L’Allemagne, accentue-t-il, à l’image d’autres pays développés, la fuite des cerveaux ? «C’est une critique qui peut s’avérer juste, mais il faut savoir que ces personnes qui quittent ne voient pas de perspectives dans leur pays, sinon elles n’allaient pas partir. On ne quitte pas volontairement son travail, sa famille, sa région, j’ai toujours aimé rester travailler au Sénégal. A la maison, en Allemagne, j’ai toujours mon "soupe kandja" (plat sénégalais à base de gombo et d’huile de palme) ».
S’il n’aime pas parler de situation interne du Sénégal, Karamba Diaby, qui a siégé avec un autre parlementaire allemand d’origine sénégalaise, plaide pour le maintien des acquis démocratiques du pays. « Le Sénégal est un pays stable avec une démocratie citée en exemple. Durant mes nombreux voyages, quand je dis que je suis Sénégalais, des personnes s’enthousiasment, on ne me voit pas simplement en tant que parlementaire allemand, pour vous dire que le Sénégal a préservé son image de marque à l’étranger, il faut redoubler d’efforts pour la garder», se félicite-t-il.

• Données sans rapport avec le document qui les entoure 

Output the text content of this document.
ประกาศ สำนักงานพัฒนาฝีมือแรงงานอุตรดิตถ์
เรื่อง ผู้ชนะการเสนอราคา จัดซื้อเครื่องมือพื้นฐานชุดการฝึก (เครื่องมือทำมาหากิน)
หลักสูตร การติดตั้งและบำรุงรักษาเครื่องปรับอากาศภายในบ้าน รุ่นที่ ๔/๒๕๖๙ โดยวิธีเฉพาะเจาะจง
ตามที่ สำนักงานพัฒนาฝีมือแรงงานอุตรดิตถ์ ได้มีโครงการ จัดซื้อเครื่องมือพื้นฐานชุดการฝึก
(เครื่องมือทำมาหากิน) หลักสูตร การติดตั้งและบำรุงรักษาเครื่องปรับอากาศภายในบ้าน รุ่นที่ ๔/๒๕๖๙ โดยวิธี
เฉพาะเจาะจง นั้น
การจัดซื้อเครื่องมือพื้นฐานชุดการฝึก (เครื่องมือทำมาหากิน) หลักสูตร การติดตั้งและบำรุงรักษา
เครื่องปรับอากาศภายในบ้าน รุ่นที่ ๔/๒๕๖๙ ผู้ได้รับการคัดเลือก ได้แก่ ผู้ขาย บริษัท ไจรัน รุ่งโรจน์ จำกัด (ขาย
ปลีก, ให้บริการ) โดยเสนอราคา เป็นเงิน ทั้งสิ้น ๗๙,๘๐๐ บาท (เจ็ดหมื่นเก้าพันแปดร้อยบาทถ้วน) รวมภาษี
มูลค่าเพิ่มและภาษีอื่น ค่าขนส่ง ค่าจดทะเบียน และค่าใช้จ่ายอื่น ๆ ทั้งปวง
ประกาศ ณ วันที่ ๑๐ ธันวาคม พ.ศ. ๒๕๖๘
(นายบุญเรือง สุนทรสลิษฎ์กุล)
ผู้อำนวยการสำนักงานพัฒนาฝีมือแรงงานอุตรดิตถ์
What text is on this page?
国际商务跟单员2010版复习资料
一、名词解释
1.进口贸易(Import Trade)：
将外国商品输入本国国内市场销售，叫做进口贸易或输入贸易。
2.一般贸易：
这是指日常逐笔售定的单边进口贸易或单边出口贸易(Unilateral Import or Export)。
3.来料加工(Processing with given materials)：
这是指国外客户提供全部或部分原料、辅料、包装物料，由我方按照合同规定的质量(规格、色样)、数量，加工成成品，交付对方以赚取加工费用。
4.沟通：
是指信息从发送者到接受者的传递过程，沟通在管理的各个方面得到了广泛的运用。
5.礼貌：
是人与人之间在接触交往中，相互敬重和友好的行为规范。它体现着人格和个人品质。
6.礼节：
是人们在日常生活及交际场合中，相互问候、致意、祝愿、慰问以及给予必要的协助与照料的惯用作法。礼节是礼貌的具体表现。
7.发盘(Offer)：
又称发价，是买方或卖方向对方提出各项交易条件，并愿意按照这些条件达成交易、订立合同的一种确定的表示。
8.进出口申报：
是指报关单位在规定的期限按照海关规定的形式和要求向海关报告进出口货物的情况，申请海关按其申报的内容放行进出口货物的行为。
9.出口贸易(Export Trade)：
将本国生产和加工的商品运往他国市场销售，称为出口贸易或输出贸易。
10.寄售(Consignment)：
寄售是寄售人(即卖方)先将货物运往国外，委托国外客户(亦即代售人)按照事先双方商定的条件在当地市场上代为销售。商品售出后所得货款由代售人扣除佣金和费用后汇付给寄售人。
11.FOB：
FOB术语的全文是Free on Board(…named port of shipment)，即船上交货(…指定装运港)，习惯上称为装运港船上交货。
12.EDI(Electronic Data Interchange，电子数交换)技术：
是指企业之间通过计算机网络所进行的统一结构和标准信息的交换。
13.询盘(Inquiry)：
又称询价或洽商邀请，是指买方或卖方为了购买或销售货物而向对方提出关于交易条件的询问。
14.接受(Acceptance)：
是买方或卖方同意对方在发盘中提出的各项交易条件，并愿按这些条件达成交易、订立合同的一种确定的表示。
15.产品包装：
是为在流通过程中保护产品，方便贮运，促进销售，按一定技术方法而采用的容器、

Toutefois, sur les manifestations contre la hausse du prix de l’électricité, le député souhaite que les autorités sénégalaises parviennent à dialoguer avec les partenaires sociaux, les syndicats pour trouver des solutions idoines dans un proche avenir. «Des parents m’ont font part de leur souci, car ne sachant que faire si les prix continuent à grimper», ajoute-t-il.